I use many of the skills that I developed at MIRC during my career today. From a scientific perspective, it was very important for me to learn about experimental design, how to analyze the scientific literature, write scientific papers, and present my own research. From a soft skills perspective, what grad school taught me that I did not learn about in a research paper or a textbook was the importance of being self-motivated and self-driven, as well as the ability to problem solve and work through difficult problems/situations. These skills are crucial for me in my role today.
It’s hard to choose a favourite memory from my time at MIRC – I have so many good ones! The biggest thing that stands out for me is the people I met and the life-long friends I made. We had lots of good times together, whether it was during the in-depth conversations or competitions we had at the lunch tables, the Holiday Party Potlucks, the early morning animal facility sessions or late night flow cytometry. It is the people I did these with that made the biggest impact. What’s awesome is that I am still close with many of these individuals today, and we often reminisce about our favourite memories at MIRC!

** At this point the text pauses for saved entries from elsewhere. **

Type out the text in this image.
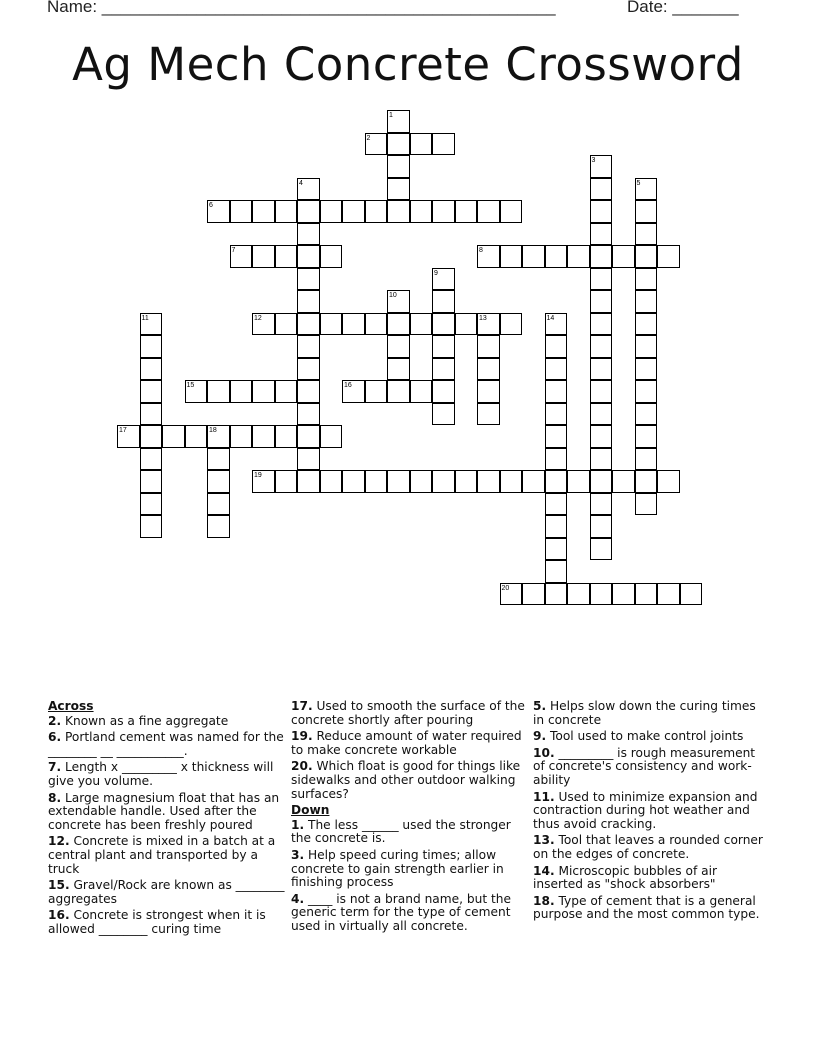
Name: ________________________________________________	Date: _______
Ag Mech Concrete Crossword
1
2
3
4	5
6
7	8
9
10
11	12	13	14
15	16
17	18
19
20
Across
2. Known as a fine aggregate
6. Portland cement was named for the ________ __ ___________.
7. Length x _________ x thickness will give you volume.
8. Large magnesium float that has an extendable handle. Used after the concrete has been freshly poured
12. Concrete is mixed in a batch at a central plant and transported by a truck
15. Gravel/Rock are known as ________ aggregates
16. Concrete is strongest when it is allowed ________ curing time
17. Used to smooth the surface of the concrete shortly after pouring
19. Reduce amount of water required to make concrete workable
20. Which float is good for things like sidewalks and other outdoor walking surfaces?
Down
1. The less ______ used the stronger the concrete is.
3. Help speed curing times; allow concrete to gain strength earlier in finishing process
4. ____ is not a brand name, but the generic term for the type of cement used in virtually all concrete.
5. Helps slow down the curing times in concrete
9. Tool used to make control joints
10. _________ is rough measurement of concrete's consistency and work-ability
11. Used to minimize expansion and contraction during hot weather and thus avoid cracking.
13. Tool that leaves a rounded corner on the edges of concrete.
14. Microscopic bubbles of air inserted as "shock absorbers"
18. Type of cement that is a general purpose and the most common type.
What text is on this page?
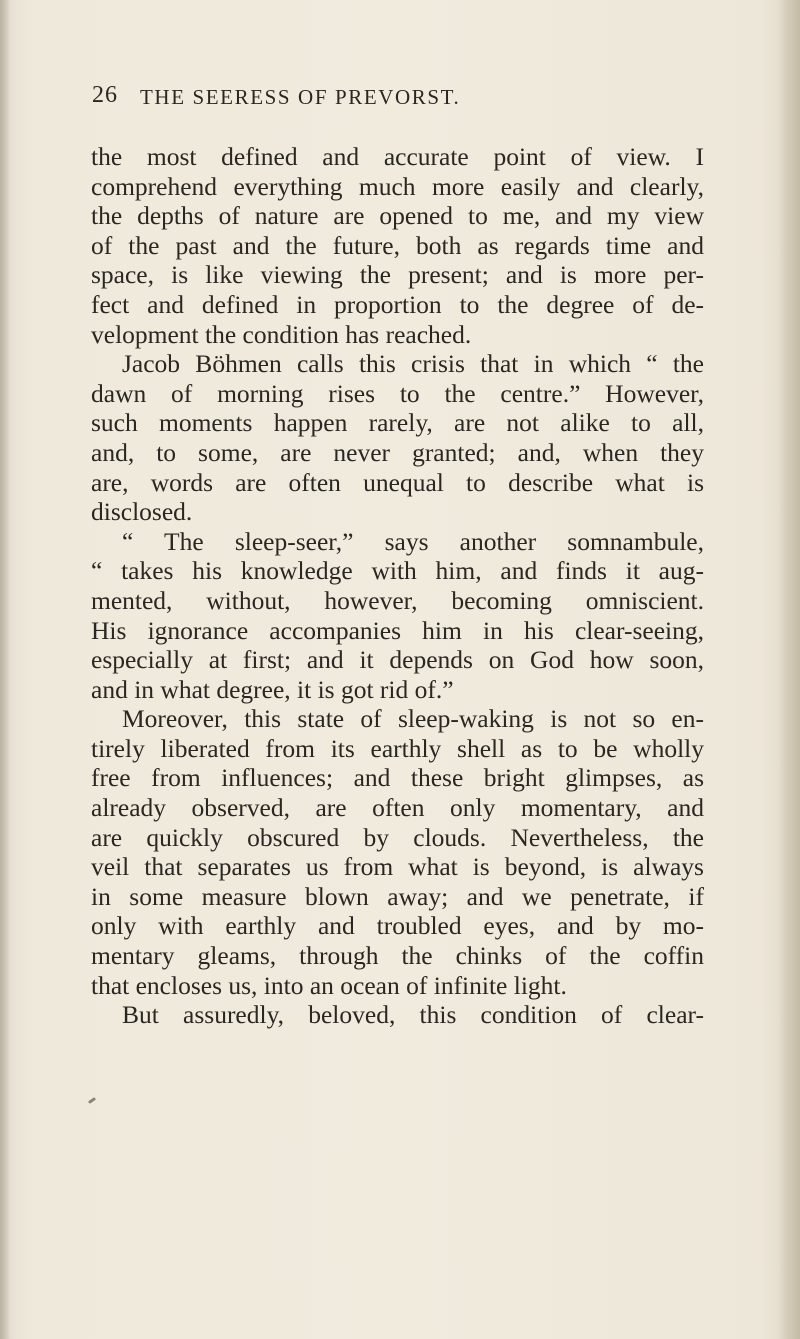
26 THE SEERESS OF PREVORST.
the most defined and accurate point of view. I
comprehend everything much more easily and clearly,
the depths of nature are opened to me, and my view
of the past and the future, both as regards time and
space, is like viewing the present; and is more per-
fect and defined in proportion to the degree of de-
velopment the condition has reached.
Jacob Böhmen calls this crisis that in which “ the
dawn of morning rises to the centre.” However,
such moments happen rarely, are not alike to all,
and, to some, are never granted; and, when they
are, words are often unequal to describe what is
disclosed.
“ The sleep-seer,” says another somnambule,
“ takes his knowledge with him, and finds it aug-
mented, without, however, becoming omniscient.
His ignorance accompanies him in his clear-seeing,
especially at first; and it depends on God how soon,
and in what degree, it is got rid of.”
Moreover, this state of sleep-waking is not so en-
tirely liberated from its earthly shell as to be wholly
free from influences; and these bright glimpses, as
already observed, are often only momentary, and
are quickly obscured by clouds. Nevertheless, the
veil that separates us from what is beyond, is always
in some measure blown away; and we penetrate, if
only with earthly and troubled eyes, and by mo-
mentary gleams, through the chinks of the coffin
that encloses us, into an ocean of infinite light.
But assuredly, beloved, this condition of clear-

My biggest piece of advice, and it may sound cheesy, is you can do whatever you put your mind to as long as you have the drive and passion. It may sound funny, but there were many times I would hear comments like “it is really hard to find a job in x, y, z”, essentially judging the external environment without experiencing it. I would just say keep an open mind, and don’t get discouraged. If there is a career you want to explore, but think it’s a highly competitive space or a tough time to get in the industry, go for it. You will never know unless you try.